Another of the images shows Sharouf posing in front of a black Islamic State flag with his three sons, all of them dressed in military fatigues and brandishing guns.

Tony Abbott said the "hideous" images demonstrated the brutality of Islamic State fighters, who have gained control of a large swathe of Syria and Iraq.

He told ABC radio "There are more photographs in newspapers in Australia today of the kind of hideous atrocities that this group is capable of.

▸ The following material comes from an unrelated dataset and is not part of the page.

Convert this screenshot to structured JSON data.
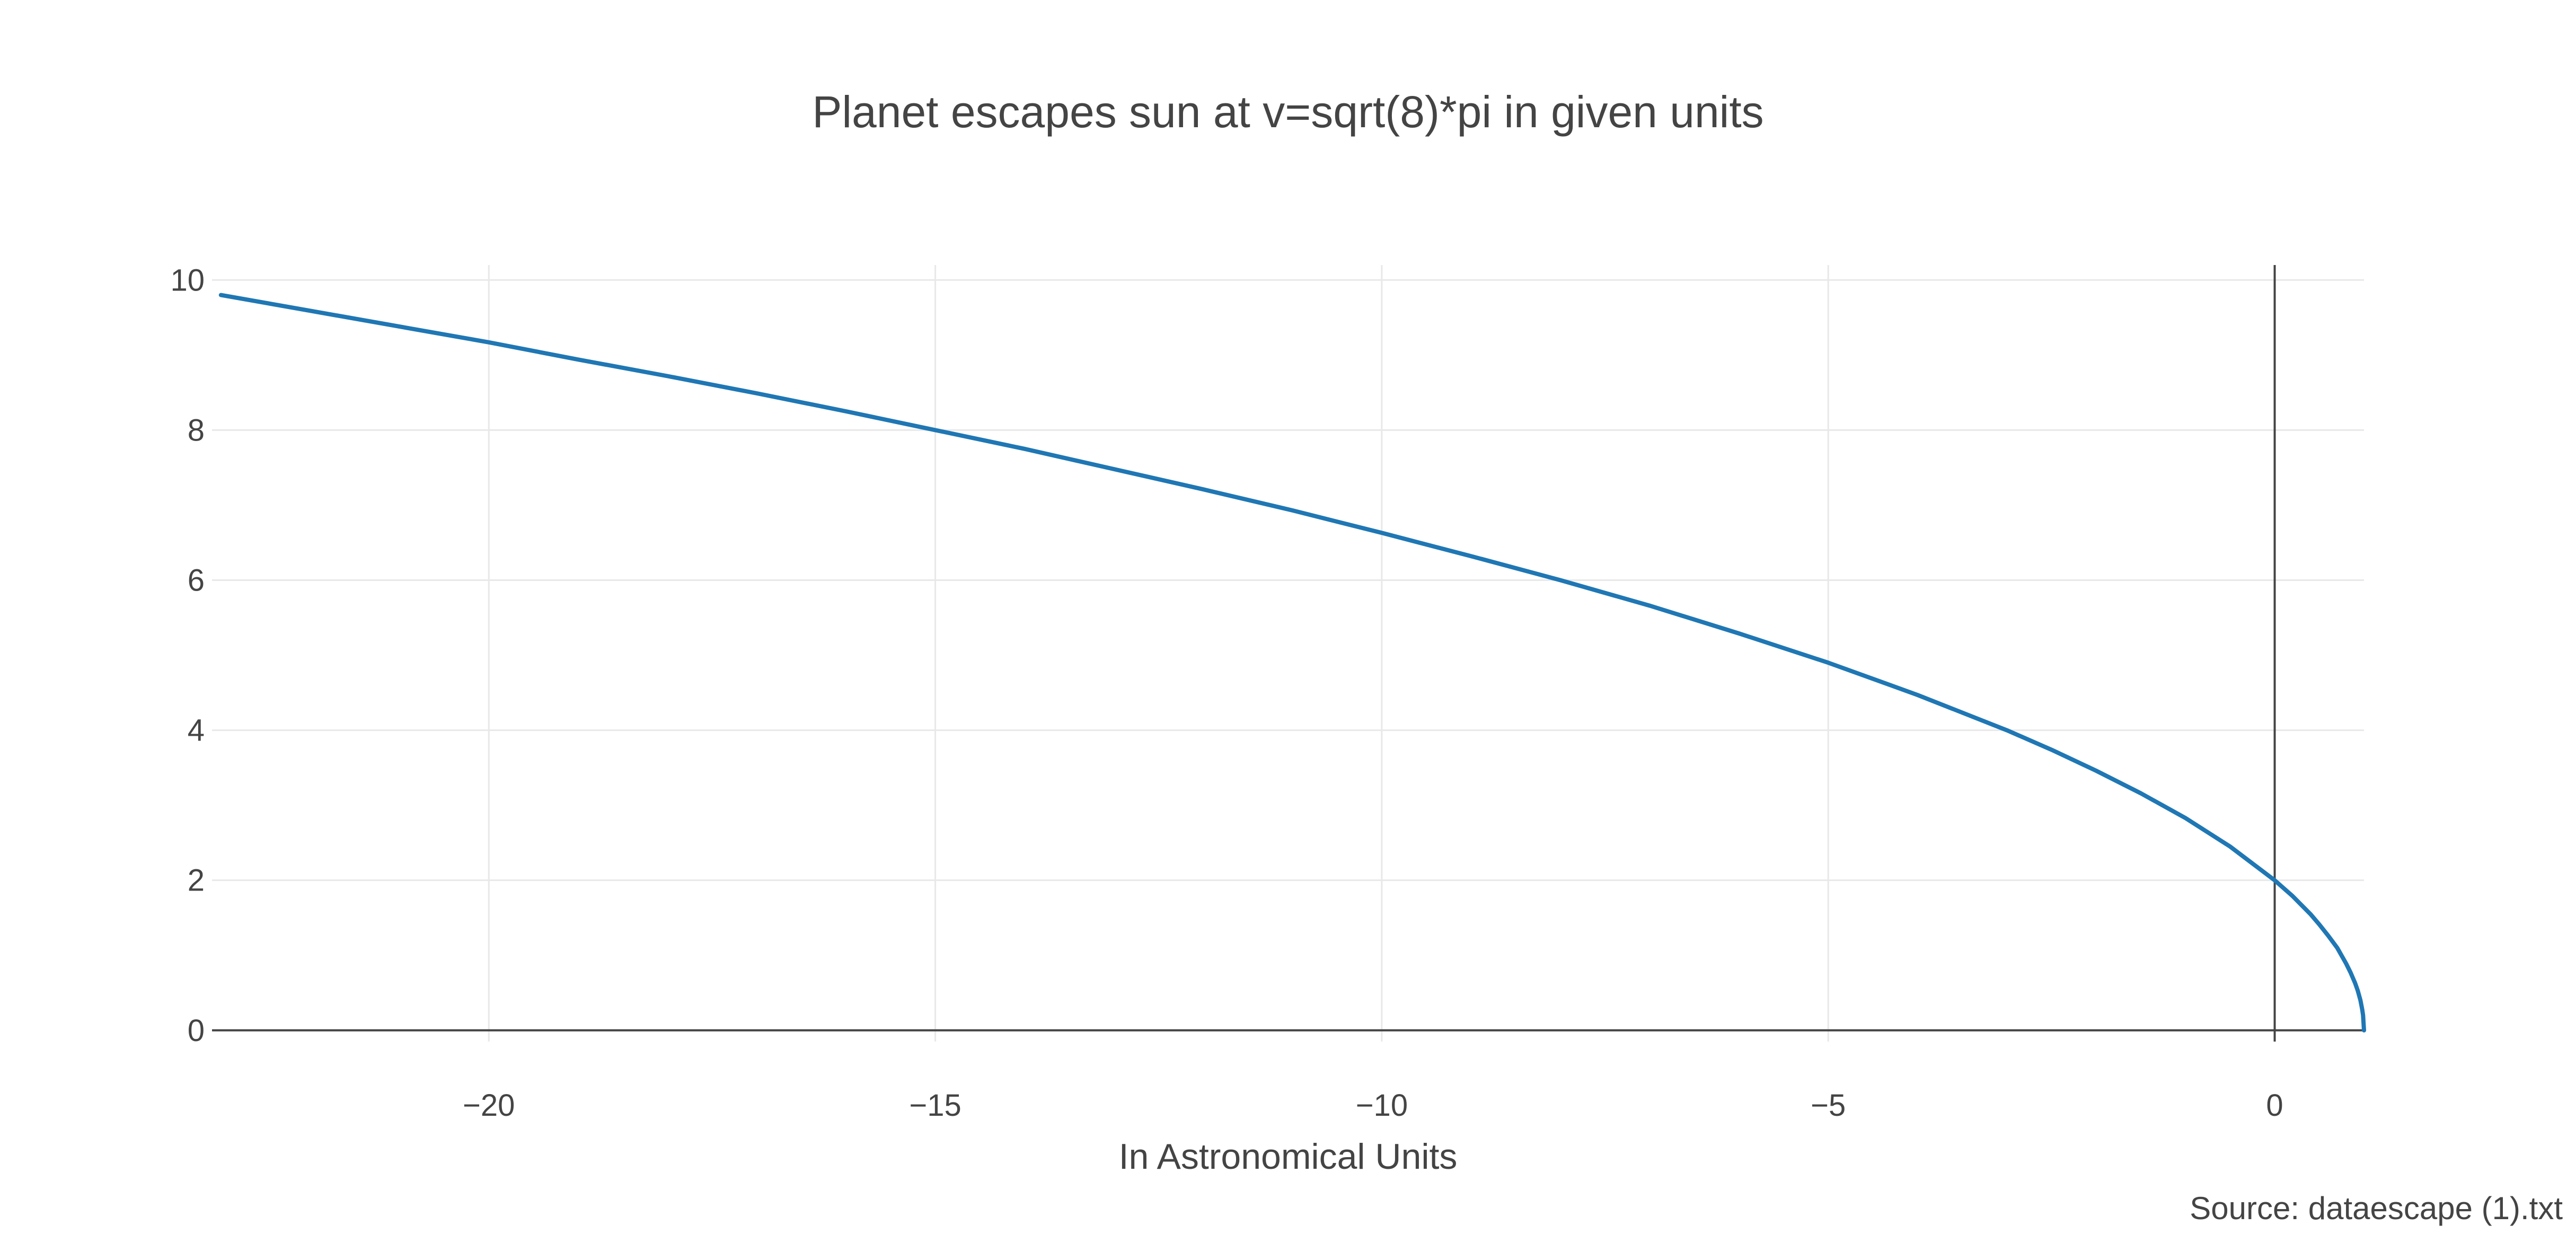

Islamic State - as they're now calling themselves - it's not just a terrorist group, it's a terrorist army and they're seeking not just a terrorist enclave but effectively a terrorist state, a terrorist nation."

"This does pose extraordinary problems — extraordinary problems, not just for the people of the Middle East, but for the wider world and we see more and more evidence of just how barbaric this particular entity is" he added.

US Defense Secretary Chuck Hagel - currently visiting Australia - said the photograph showed the threat Islamic State (known as ISIL in the US) poses to the Western societies.

He said "ISIL is a threat to the civilised world, certainly to the United States, to our interests, as it is to Europe, it is to Australia."

Sharrouf was among nine men accused of stockpiling bomb-making materials and plotting terrorist attacks in Sydney and Melbourne in 2007. He pleaded guilty to terrorism offences and was jailed for four years in 2009.

He was banned from leaving Australia due to the terrorist threat he posed, but managed to escape with his wife and three sons last year by using his brother's passport.